Earlier this month, NY1 reported on a Brooklyn assisted living facility that suddenly announced it was closing, forcing out all its patients with just 90 days notice. Now NY1 has learned the facility has a long history of questionable practices which a lawsuit claims have led to several deaths. NY1’s Jeanine Ramirez has an exclusive look inside.
Looking out on Grand Army Plaza and Prospect Park, the Prospect Park Residence assisted living facility is prime real estate. Owner Hayasha Deitsch wants to turn it into condos, forcing out about 100 elderly patients. But NY1 has learned he's facing legal action. Not for the evictions, but court papers filed Tuesday accuse him of being responsible for the wrongful deaths of six patients including a prominent judge, John Phillips.
"They mismanaged the judge's medical condition. They did not provide him, he was a diabetic and they didn't provide him with a diabetic menu. They didn't monitor his sugars properly,” said Dennis Kelly, lawyer for the estate of John Phillips.
State Health Department documents from 2009 find the nursing home wasn't even licensed.
A letter says in part, "...it appears that you are providing residential care and services to adults residing in your facility...a review of our records indicates that you do not have such certification."
"We believed and everybody else involved in the case believed it was a licensed assisted living facility and it turns out that they weren't, that they weren't licensed at all,” said Kelly.
Pictures shown above taken inside two years ago are evidence in the case against Deitsch.
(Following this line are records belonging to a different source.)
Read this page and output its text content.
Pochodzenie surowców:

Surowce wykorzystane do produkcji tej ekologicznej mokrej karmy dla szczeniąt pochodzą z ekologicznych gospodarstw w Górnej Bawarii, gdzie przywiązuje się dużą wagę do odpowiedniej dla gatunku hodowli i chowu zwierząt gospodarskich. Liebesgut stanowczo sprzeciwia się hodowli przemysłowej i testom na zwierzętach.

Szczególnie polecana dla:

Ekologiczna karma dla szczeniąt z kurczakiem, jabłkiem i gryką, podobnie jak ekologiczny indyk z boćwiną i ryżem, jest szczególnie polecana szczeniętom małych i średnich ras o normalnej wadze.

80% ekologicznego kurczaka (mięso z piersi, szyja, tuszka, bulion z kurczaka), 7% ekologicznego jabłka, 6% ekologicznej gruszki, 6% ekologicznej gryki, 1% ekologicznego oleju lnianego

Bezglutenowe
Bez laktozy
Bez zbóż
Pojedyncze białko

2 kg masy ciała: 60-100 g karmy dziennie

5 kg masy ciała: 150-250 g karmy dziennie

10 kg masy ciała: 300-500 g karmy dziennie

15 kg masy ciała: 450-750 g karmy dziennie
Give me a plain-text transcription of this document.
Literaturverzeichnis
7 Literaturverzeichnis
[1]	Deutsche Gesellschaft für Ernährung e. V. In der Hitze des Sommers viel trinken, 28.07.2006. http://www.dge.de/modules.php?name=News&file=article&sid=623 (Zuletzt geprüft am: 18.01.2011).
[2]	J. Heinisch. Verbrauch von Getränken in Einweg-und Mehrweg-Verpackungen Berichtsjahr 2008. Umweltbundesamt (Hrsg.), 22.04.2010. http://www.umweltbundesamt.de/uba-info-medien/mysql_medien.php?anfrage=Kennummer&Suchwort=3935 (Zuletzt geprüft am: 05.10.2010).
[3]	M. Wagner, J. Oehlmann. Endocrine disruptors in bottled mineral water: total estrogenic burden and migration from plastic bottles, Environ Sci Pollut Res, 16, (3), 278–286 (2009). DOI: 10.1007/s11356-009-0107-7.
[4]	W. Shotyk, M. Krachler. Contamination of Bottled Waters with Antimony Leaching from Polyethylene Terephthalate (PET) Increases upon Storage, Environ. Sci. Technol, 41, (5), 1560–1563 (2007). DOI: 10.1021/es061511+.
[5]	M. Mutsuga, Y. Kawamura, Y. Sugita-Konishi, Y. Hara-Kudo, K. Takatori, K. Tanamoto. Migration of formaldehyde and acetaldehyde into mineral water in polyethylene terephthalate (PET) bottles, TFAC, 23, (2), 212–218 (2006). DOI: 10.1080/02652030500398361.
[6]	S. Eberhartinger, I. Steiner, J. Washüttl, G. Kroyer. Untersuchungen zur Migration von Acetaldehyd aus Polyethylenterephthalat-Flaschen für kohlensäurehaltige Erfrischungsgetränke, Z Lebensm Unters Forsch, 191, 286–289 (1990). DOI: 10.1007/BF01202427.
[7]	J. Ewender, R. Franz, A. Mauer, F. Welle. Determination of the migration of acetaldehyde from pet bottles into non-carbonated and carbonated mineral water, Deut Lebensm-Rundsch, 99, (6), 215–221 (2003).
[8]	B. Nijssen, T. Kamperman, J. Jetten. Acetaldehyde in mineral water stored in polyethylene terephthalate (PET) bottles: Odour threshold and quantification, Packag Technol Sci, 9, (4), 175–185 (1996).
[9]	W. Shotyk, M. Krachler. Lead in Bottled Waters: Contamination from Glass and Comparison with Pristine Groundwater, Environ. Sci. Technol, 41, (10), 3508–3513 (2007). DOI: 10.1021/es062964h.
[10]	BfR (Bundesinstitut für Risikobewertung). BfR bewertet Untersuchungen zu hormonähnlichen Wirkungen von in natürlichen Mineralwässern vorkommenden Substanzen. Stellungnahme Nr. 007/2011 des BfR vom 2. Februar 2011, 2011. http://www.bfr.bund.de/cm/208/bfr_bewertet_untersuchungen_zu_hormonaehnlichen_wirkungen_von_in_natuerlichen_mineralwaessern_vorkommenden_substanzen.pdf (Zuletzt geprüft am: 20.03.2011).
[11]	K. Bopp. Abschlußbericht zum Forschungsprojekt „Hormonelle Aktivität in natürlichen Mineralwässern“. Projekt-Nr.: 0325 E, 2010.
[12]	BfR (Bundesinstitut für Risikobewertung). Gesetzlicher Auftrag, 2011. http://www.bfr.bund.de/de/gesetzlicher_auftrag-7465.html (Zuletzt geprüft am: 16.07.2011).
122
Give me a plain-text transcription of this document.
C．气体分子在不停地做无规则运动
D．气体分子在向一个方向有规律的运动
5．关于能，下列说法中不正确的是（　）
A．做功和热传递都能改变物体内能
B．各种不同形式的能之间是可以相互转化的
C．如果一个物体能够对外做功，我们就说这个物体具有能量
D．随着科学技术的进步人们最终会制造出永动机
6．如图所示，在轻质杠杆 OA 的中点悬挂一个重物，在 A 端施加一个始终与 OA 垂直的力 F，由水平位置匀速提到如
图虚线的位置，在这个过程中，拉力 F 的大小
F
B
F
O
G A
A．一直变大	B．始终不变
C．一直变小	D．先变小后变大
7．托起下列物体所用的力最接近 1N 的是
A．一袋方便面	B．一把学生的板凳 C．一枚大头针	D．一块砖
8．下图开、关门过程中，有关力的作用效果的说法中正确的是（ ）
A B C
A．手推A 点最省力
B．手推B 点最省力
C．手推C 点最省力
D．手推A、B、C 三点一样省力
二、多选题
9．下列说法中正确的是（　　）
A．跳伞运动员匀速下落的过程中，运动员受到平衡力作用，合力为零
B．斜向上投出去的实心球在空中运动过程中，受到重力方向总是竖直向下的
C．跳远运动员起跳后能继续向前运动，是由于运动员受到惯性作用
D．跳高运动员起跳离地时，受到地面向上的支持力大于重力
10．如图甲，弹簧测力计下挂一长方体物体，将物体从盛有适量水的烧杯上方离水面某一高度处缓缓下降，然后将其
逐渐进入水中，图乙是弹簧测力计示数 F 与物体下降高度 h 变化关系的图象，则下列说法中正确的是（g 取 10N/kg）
The lawsuit alleges dementia patients were kept confined in a unit here. Signage at the elevators says do not let residents on unless properly supervised.
"These are people who need 24-hour care. There are people who are bedridden. They had bed sores,” said Kelly.
Now a criminal complaint is being filed with the Brooklyn DA Ken Thompson to investigate.
The complaint also alleges medical records and incident reports are missing. Representatives for Deitsch wouldn't comment on this suit but said a federal case against him was dismissed because it lacked merit. The facility finally got a license by the end of 2012 only to submit a closure plan with the Health Department.
"Now they're using the license to get people out of that building so they can convert it into condos within 90 days,” said Kelly.
Despite protests, the closure plan is moving forward.